There is a certain honesty of intent behind Mitchel McLaughlin’s suggestion to ask about attitudes to a united Ireland in the 2021 census; it would at least address the question head-on, which might be preferable to poorly informed speculation about the constitutional implications of results on religious background. However, NISRA are unlikely to agree to include such a question.

As the then Registrar General told McLaughlin at a Stormont briefing session on preparations for the last census, ‘There is a predilection for censuses to avoid attitudinal questions and to record matters of fact’. One might argue that questions about national identity (or sexual orientation, which is under consideration for 2021) are in part attitudinal, but such an obviously political question as constitutional preference is likely a step too far for any census. Moreover, there are significant technical barriers: consultations on the content of the next census are already well advanced, and NISRA prefer to keep the format of the questionnaire as similar as possible to that used in England and Wales, in order to simplify the processing of the data. There would also be questions about the reliability of the answers where one person completes the form for an entire household.
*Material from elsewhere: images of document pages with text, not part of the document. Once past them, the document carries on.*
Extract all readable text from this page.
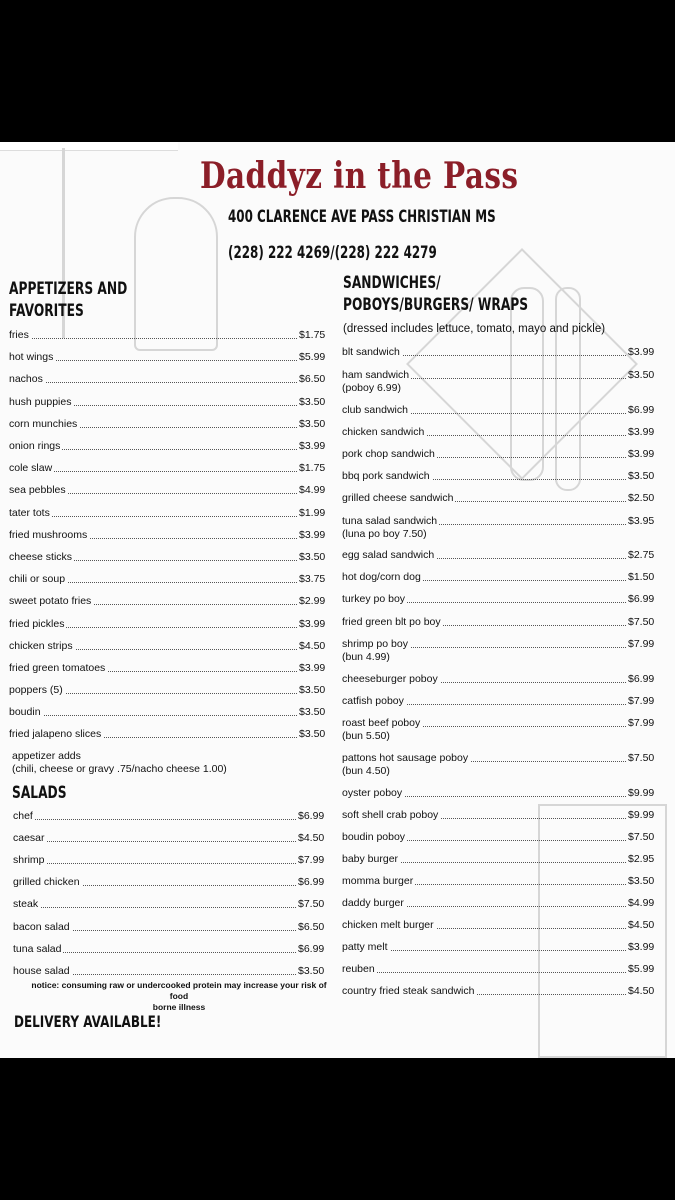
Daddyz in the Pass
400 CLARENCE AVE PASS CHRISTIAN MS
(228) 222 4269/(228) 222 4279
APPETIZERS AND
FAVORITES
fries	$1.75
hot wings	$5.99
nachos	$6.50
hush puppies	$3.50
corn munchies	$3.50
onion rings	$3.99
cole slaw	$1.75
sea pebbles	$4.99
tater tots	$1.99
fried mushrooms	$3.99
cheese sticks	$3.50
chili or soup	$3.75
sweet potato fries	$2.99
fried pickles	$3.99
chicken strips	$4.50
fried green tomatoes	$3.99
poppers (5)	$3.50
boudin	$3.50
fried jalapeno slices	$3.50
appetizer adds
(chili, cheese or gravy .75/nacho cheese 1.00)
SALADS
chef	$6.99
caesar	$4.50
shrimp	$7.99
grilled chicken	$6.99
steak	$7.50
bacon salad	$6.50
tuna salad	$6.99
house salad	$3.50
notice: consuming raw or undercooked protein may increase your risk of food
borne illness
DELIVERY AVAILABLE!
SANDWICHES/
POBOYS/BURGERS/ WRAPS
(dressed includes lettuce, tomato, mayo and pickle)
blt sandwich	$3.99
ham sandwich	$3.50
(poboy 6.99)
club sandwich	$6.99
chicken sandwich	$3.99
pork chop sandwich	$3.99
bbq pork sandwich	$3.50
grilled cheese sandwich	$2.50
tuna salad sandwich	$3.95
(luna po boy 7.50)
egg salad sandwich	$2.75
hot dog/corn dog	$1.50
turkey po boy	$6.99
fried green blt po boy	$7.50
shrimp po boy	$7.99
(bun 4.99)
cheeseburger poboy	$6.99
catfish poboy	$7.99
roast beef poboy	$7.99
(bun 5.50)
pattons hot sausage poboy	$7.50
(bun 4.50)
oyster poboy	$9.99
soft shell crab poboy	$9.99
boudin poboy	$7.50
baby burger	$2.95
momma burger	$3.50
daddy burger	$4.99
chicken melt burger	$4.50
patty melt	$3.99
reuben	$5.99
country fried steak sandwich	$4.50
In the aftermath of the UK’s vote to leave the European Union, which has prompted renewed discussion about the possibility of a border poll, attention is turning once again to Northern Ireland’s changing demographics. The 2021 census is therefore likely to be the subject of significant debate. Perhaps inevitably, coverage will focus on the ‘sectarian headcount’, but we would do well to look beyond the headlines and reflect on the full spectrum of identities, in all their complexity, that the census reveals.